\\ CONTOS
Era isso! Sentia-me na iminência de ver aquela pureza penetrar minhas vias de chacra e fluxo de ideias. “Só mais um passo,” pensava “só mais um passo...”
Por João Pedro Tognonato, colaboração para Frente & Versos
Certa vez conheci um homem puro. Encontrávamos-nos para um café toda quinta a feira por volta das 21h num restaurante na região do Morumbi. Ele insistia em apontar os caminhos da pureza, e eu, na minha reles mediocridade, me esforçava para entendê-lo, ao menos um pouco. O principal, segundo o sujeito, era estar em dia com a sublimação. Por exemplo: “se ficar preso no trânsito,” dizia, “guarde a raiva, produza um poema. No lugar de falar mal dos outros, por que não pinta um quadro?” Eu logo respondia, “Mas eu não sei pintar nada. Sou um completo sem-talento.” Ao que prontamente retrucava: “Apenas deixe sair aquilo que está dentro de você.”
Após aprender essa lição, veio a seguinte: um retiro espiritual. Se enfurnar nalgum canto de belas paisagens; e higienizar a mente dos pensamentos impuros. “Não se esforce” foi o que falou, “Deixai que a beleza natural brote entre suas sinapses as reflexões imaculadas.” Me despedi e parti para a missão. Dois anos numa cidade do interior, observando os trabalhadores agrícolas e as vacas pastando - nunca lhes dirigi palavra alguma, nem afaguei qualquer parte dos bovinos. Lhes garanto, foi assim: conforme passava, sentia estar perto da compreensão total.
Em março, quando acabaram os recursos, e tive que voltar à vila genérica de São Paulo, me via bem mais calmo e emancipado. Fui ter com o mestre novamente, que apenas bateu o olho em mim para abrir o sorriso. “Agora vem a última fase. Terás que conquistar... um rebanho!”
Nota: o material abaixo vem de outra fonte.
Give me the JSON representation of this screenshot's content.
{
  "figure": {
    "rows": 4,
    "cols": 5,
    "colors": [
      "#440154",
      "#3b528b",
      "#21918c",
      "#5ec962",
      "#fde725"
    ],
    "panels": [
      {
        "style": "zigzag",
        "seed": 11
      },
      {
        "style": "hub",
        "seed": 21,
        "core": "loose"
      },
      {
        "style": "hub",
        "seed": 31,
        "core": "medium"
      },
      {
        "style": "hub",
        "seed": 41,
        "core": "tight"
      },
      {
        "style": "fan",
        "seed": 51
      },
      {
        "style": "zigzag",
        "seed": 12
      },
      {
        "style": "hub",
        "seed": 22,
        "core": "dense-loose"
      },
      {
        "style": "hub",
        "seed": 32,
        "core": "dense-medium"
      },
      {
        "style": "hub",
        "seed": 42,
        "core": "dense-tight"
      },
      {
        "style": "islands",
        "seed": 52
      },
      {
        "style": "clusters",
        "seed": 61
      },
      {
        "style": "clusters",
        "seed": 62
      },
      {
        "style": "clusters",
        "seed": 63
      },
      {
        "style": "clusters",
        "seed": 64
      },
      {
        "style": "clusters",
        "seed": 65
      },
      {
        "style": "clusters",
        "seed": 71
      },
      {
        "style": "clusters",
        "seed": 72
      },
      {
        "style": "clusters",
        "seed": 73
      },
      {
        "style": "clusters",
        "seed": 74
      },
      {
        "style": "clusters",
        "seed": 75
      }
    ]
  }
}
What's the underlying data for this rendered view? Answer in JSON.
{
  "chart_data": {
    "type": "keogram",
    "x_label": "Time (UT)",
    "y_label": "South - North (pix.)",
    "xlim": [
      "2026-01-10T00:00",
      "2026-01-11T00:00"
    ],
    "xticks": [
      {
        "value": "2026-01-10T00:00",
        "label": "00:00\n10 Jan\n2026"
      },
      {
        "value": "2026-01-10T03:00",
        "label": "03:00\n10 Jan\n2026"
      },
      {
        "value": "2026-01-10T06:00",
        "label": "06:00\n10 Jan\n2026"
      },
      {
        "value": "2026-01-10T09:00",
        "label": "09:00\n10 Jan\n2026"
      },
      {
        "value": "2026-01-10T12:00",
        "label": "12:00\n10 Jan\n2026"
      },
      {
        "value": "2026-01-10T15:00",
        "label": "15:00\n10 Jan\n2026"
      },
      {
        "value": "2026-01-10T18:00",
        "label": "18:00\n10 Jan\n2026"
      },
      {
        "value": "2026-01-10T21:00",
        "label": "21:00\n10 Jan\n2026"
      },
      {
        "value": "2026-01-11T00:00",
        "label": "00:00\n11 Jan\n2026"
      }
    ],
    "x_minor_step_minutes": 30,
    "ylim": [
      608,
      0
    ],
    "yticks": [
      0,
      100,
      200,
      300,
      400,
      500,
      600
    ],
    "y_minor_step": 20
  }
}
Era isso! Sentia-me na iminência de ver aquela pureza penetrar minhas vias de chacra e fluxo de ideias. “Só mais um passo,” pensava “só mais um passo...” Corri rumo à gráfica e imprimi dois mil panfletos; cadastrei uma conta nas redes sociais onde postava ao menos um textão por dia. Entendi que para a coisa vingar, precisaria de um disparador; porém, com o acumulado, deu só para aparecer na quarta página do Google - “já era alguma coisa,” dizia, animado. Tudo pronto, dei partida no projeto, e em menos de um mês, arrecadei mil seguidores.
De volta ao restaurante, pontualmente às nove, na seguinte quinta feira após lograr êxito, pedi em dobro a comida e a bebida mais cara do menu: espumante Chandon (R$ 349 - pela garrafa) e Lagosta com Brie (R$ 879) para mim e meu mentor. Disse ao garçom, que abrisse o vasilhame quando chegasse pela porta e introduzisse a cota de queijo dentro do animal passados 30 minutos de conversa. Era uma noite de graças, mas ele nunca deu as caras.
Novamente ao tédio e à monotonia e aos jornais, de modo que a pureza se esvaiu de mim como se esvai o fel pelos dedos de Calíope. Não brilhava mais no meu olhar, ou pulsava em meu espírito, a chama leonina, capaz de transformar o deserto num parque de diversões. Tudo causado pelo abandono daquele que prometera iluminação. Era demais; liguei a tv; transmitia no canal sete estranho caso prometendo ser curioso: um homem, dois presuntos, 20 litros de sangue, e uma relação incestuosa. Faltava só o “boneco” – uma foto – do cadáver, que revelasse sua identidade.
Não foi surpresa a minha – e aposto que não será também do leitor, pois os caminhos só poderiam trilhar para esse ponto – premeditar o desfecho deste enredo. Quem mais não estaria para ser projetado naquela imunda tela, senão o bendito do curandeiro, enfiado num saco prata, refletindo com nitidez toda a cena: a casa, e no fundo, o laboratório fotográfico, onde encontraram dentro de um guarda roupa, cassetes de pornô infantil e alguns fuzis.